No governor since CEQA passed has seemed more receptive to loosening requirements than the current version of Jerry Brown, taking a very different approach than during his first gubernatorial incarnation from 1975-83.
In a news conference last August, Brown allowed that “I’ve never seen a CEQA exemption I didn’t like.” Later he remarked that “CEQA reform is the Lord’s work.” It was no surprise, then, when developer allies in the Legislature quickly sought to push changes through.
Among alterations attempted then and likely to return iss an exclusion from CEQA for projects that already comply with local land-use plans previously certified as consistent with CEQA.
Brown’s turnaround on this law stems from his experience as mayor of Oakland from 1999 to 2007, a time when several projects he saw as bettering blighted areas of that city were stymied by challenges under CEQA.
In his first year back as governor, Brown signed one bill fast-tracking legal review under CEQA for a proposed football stadium in downtown Los Angeles and another speeding up big projects (costing at least $100 million) that incorporate high environmental standards. But he pulled back on a push to exclude high speed rail construction from CEQA. There has also been talk of excluding proposed water-transporting tunnels under the Sacramento-San Joaquin river delta.
The entire picture dismays environmental leaders and excites development interests.
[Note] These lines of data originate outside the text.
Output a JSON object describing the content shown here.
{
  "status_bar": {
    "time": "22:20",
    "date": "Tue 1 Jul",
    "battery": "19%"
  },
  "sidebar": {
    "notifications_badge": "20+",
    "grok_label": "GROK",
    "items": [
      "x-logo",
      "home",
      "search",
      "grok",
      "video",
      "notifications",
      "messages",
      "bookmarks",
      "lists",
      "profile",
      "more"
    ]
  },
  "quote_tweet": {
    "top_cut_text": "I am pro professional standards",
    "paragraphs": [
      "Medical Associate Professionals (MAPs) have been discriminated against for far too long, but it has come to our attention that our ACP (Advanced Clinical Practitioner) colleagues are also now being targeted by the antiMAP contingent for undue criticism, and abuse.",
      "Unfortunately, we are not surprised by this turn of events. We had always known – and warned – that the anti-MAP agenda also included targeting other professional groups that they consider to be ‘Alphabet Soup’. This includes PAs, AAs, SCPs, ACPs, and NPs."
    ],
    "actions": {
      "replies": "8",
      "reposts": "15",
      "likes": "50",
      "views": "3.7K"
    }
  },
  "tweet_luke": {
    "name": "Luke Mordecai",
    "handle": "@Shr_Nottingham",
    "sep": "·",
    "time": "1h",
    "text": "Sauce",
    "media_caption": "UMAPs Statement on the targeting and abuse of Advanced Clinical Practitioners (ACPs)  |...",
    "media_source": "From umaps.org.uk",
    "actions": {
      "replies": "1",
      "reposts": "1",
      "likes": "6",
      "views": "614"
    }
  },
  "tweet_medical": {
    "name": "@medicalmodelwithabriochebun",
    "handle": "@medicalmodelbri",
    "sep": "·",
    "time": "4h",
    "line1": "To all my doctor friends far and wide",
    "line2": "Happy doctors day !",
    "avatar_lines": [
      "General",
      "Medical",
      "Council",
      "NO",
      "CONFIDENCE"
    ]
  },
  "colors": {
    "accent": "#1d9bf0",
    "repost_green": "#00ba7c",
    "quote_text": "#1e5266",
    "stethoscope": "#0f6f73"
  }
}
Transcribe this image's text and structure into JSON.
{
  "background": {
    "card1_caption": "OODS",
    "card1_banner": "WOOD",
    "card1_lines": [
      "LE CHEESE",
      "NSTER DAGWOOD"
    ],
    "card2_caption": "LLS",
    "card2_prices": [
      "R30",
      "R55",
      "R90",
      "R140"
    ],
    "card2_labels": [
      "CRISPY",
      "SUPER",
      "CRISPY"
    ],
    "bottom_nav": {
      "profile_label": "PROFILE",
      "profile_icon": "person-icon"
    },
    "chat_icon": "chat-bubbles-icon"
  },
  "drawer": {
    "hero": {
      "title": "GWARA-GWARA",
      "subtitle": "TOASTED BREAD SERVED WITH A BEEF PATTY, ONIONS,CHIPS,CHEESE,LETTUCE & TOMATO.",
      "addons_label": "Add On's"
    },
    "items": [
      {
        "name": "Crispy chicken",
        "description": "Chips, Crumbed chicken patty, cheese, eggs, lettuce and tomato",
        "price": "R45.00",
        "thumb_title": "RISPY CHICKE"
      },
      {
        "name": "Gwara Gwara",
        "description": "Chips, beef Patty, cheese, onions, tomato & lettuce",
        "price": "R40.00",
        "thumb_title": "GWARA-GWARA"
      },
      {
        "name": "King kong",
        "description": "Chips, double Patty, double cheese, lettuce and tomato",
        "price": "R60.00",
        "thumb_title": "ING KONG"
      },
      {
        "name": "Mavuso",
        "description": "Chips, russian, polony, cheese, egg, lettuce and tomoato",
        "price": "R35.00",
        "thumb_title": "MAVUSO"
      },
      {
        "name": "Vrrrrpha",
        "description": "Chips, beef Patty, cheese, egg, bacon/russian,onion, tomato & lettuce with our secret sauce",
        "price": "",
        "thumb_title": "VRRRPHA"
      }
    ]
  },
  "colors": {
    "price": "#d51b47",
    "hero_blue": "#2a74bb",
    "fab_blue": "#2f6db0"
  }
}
On the other side, the CEQA Working Group, a coalition of business, labor and affordable housing interests, claims that other laws like the Clean Air Act, the Endangered Species Act and a panoply of anti-smog laws make CEQA at least partially redundant, forcing developers to spend time and money going over similar sets of facts in excessive paperwork.
But environmentalists point to a 2005 study by the nonpartisan Public Policy Institute of California indicating only one project in every 354 is ever delayed by CEQA-related actions.